Decisivo, in questo cammino, è il perdono. Unico atto che ci rende davvero simili a Dio, ciò che rompe il circolo del dominio e dell’ego: il perdono.
Non è un atto che cancella il male subito, ma la scelta di consegnarlo a Cristo, spezzando quella stessa teshuqah di dominio che continuerebbe, senza di esso, a nutrirsi della ferita e a riprodurla nella relazione con l’altro.
Non si perdona per essere in pace, ma bisogna essere in pace per perdonare: serve anzitutto riappacificarci con la nostra inquietudine originaria.
È qui che il libro trova il suo punto più alto, quando ricorda che l’identità dell’uomo – ferita e redenta insieme – trova piena luce solo nel mistero del Verbo incarnato, per riprendere l’intuizione conciliare di Gaudium et spes 22.
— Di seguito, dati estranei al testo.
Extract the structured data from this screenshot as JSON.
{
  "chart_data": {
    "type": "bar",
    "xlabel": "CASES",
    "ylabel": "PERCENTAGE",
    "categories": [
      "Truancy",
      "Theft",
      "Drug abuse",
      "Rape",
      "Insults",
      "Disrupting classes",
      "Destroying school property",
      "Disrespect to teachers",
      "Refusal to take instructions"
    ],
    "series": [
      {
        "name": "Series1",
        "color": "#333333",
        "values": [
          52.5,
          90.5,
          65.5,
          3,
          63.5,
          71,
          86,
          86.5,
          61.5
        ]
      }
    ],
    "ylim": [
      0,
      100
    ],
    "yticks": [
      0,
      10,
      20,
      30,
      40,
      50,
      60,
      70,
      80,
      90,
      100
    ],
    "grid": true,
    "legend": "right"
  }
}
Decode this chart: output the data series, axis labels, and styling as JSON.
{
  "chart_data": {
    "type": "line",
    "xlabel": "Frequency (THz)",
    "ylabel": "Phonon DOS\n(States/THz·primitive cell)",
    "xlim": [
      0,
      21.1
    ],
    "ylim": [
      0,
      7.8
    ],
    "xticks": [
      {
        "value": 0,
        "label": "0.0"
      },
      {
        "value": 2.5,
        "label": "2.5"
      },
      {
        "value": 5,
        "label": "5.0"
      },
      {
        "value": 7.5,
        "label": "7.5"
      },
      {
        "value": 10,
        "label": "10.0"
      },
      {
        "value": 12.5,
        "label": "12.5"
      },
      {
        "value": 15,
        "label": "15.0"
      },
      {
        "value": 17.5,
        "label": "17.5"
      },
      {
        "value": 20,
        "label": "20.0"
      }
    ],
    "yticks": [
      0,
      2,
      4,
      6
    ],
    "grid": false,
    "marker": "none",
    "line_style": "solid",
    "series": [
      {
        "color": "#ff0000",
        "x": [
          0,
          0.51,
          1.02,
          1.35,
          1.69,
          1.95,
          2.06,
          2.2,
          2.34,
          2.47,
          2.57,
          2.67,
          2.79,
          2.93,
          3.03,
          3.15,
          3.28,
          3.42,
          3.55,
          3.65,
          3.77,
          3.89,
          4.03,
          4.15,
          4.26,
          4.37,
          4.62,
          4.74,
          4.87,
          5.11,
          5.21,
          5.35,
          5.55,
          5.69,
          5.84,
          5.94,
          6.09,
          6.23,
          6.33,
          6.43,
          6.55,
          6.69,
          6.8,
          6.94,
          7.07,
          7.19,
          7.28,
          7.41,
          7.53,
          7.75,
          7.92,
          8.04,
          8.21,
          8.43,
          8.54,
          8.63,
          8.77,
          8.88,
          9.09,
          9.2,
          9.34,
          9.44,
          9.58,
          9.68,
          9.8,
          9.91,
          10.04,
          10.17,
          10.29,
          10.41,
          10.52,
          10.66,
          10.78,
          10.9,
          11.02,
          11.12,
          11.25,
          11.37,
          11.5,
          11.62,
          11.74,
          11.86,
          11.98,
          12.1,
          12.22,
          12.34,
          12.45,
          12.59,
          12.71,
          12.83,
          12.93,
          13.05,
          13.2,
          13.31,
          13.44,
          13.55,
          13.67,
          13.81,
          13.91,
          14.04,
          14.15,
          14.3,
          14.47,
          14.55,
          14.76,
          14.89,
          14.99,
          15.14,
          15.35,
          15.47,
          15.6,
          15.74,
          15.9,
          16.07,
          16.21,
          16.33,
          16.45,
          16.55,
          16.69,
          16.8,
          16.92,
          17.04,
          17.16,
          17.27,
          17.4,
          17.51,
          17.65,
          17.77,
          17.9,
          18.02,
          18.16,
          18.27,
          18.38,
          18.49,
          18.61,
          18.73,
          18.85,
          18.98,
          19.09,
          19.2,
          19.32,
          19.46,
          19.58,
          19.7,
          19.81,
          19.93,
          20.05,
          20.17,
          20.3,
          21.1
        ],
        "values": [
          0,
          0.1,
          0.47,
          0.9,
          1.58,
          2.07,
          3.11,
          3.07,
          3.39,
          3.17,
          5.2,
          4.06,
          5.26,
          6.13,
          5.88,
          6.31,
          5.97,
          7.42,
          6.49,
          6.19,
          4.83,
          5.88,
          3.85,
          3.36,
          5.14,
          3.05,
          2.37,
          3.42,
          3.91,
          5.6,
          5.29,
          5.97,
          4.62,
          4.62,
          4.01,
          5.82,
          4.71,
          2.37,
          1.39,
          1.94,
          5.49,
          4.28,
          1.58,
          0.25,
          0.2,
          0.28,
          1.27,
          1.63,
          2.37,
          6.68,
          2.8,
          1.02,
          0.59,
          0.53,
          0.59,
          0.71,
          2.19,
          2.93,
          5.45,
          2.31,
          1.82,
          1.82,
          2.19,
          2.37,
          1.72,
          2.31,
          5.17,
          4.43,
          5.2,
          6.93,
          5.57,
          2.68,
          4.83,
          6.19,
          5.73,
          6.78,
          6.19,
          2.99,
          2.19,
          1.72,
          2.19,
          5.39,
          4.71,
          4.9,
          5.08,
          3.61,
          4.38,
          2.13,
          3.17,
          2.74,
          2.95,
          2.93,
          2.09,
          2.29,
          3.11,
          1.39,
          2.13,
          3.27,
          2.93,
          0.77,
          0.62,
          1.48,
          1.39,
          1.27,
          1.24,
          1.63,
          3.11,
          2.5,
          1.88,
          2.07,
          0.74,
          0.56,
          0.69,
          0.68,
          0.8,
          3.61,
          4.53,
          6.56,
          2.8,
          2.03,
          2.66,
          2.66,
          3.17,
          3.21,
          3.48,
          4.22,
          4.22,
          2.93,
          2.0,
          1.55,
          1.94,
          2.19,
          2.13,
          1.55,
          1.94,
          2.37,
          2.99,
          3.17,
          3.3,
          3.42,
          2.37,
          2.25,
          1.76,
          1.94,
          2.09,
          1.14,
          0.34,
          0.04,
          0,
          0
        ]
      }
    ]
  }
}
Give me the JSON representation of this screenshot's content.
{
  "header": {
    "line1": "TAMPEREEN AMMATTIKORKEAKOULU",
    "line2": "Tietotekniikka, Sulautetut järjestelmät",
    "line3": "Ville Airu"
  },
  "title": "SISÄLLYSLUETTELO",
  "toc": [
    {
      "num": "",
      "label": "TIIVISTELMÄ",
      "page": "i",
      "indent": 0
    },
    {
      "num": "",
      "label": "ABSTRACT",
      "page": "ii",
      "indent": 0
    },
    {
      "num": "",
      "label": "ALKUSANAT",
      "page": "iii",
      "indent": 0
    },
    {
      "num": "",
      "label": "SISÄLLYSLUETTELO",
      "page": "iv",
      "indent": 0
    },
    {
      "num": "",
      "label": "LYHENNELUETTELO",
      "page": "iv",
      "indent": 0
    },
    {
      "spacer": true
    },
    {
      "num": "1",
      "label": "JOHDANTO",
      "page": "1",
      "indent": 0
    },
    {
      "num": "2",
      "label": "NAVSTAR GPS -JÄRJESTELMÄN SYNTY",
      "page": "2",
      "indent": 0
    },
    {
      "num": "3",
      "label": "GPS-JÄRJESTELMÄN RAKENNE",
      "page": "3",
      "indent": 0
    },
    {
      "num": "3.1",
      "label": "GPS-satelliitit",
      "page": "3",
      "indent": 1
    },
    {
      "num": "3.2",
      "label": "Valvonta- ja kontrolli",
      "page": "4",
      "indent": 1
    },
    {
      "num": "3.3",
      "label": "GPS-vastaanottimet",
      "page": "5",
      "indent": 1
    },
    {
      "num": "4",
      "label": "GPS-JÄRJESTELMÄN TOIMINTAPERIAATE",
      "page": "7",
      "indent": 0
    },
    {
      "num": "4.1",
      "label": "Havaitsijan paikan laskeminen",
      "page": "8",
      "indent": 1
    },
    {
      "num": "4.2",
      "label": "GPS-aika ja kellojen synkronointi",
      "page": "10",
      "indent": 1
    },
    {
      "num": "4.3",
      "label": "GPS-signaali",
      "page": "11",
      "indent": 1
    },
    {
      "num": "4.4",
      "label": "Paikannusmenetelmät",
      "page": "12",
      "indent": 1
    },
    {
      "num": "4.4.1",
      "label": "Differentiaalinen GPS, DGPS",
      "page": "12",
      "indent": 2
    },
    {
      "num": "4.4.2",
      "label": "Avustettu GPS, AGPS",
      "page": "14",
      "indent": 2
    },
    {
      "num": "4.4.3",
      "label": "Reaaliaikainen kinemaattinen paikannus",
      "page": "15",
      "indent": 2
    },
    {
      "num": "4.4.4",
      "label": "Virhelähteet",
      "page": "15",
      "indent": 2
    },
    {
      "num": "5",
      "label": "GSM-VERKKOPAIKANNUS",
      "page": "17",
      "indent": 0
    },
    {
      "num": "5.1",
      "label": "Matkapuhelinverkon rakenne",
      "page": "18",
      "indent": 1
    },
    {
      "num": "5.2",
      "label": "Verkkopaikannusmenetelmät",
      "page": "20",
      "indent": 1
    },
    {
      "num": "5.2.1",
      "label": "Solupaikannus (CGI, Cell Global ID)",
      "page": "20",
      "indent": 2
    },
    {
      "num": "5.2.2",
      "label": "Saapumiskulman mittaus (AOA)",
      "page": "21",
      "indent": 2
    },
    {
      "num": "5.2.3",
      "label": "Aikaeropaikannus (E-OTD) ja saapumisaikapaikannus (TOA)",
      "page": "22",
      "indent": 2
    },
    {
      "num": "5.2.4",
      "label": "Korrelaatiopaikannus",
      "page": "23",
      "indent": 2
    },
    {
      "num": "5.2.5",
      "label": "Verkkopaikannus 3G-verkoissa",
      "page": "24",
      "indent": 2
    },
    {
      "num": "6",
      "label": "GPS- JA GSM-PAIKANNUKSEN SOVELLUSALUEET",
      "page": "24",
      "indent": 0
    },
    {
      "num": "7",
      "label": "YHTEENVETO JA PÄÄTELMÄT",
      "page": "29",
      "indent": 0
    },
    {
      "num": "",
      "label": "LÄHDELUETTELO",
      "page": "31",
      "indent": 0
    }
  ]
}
Ricorre qui la medesima dialettica di natura e grazia che innerva ogni pagina: la natura ferita non va né disprezzata né assolutizzata, ma assunta e sanata, vissuta da risorti già oggi, come ricorda la pagina conclusiva dedicata all’identità che rinasce. È da questa certezza – quella che nasce dal certamen, dalla buona battaglia di cui parla san Paolo – che il libro chiede di ripartire, più che dalla fuga in un’immediatezza che promette pace e lascia solo stanchezza.
È una lettura per chi cerca risposte a quelle domande che nascono da mancanze strutturali, quel grido dell’anima che anela all’infinito: il merito del libro sta proprio nel linguaggio semplice ma chiaro e diretto, nel mostrare – più che dimostrare – un itinerario vissuto, con la genuinità di chi ha avuto il coraggio di mettersi in discussione e di cambiare.
È il rischio che corre, del resto, anche l’uomo contemporaneo cui il libro si rivolge: sazio di rifugi e disperato di senso, pieno di tutto tranne che di quella fame che soltanto il pane vero può saziare per sempre.
Pace ai cuori feriti non pretende di rispondere a tutto, e forse è proprio questo il suo pregio più vero: lascia il lettore con una domanda che non si chiude nell’ultima pagina, ma continua a lavorare, come una ferita che il libro non chiude – e non doveva farlo – ma invita ad abitarla: non per restarne prigionieri, ma per viverla, già ora, da risorti.
- PERRONE EMANUELA, Pace ai cuori feriti. Dalle ferite al ritorno al Padre, ESD-Edizioni Studio Domenicano, Bologna 2026, € 13,00, pp.144, EAN: 9788855451574.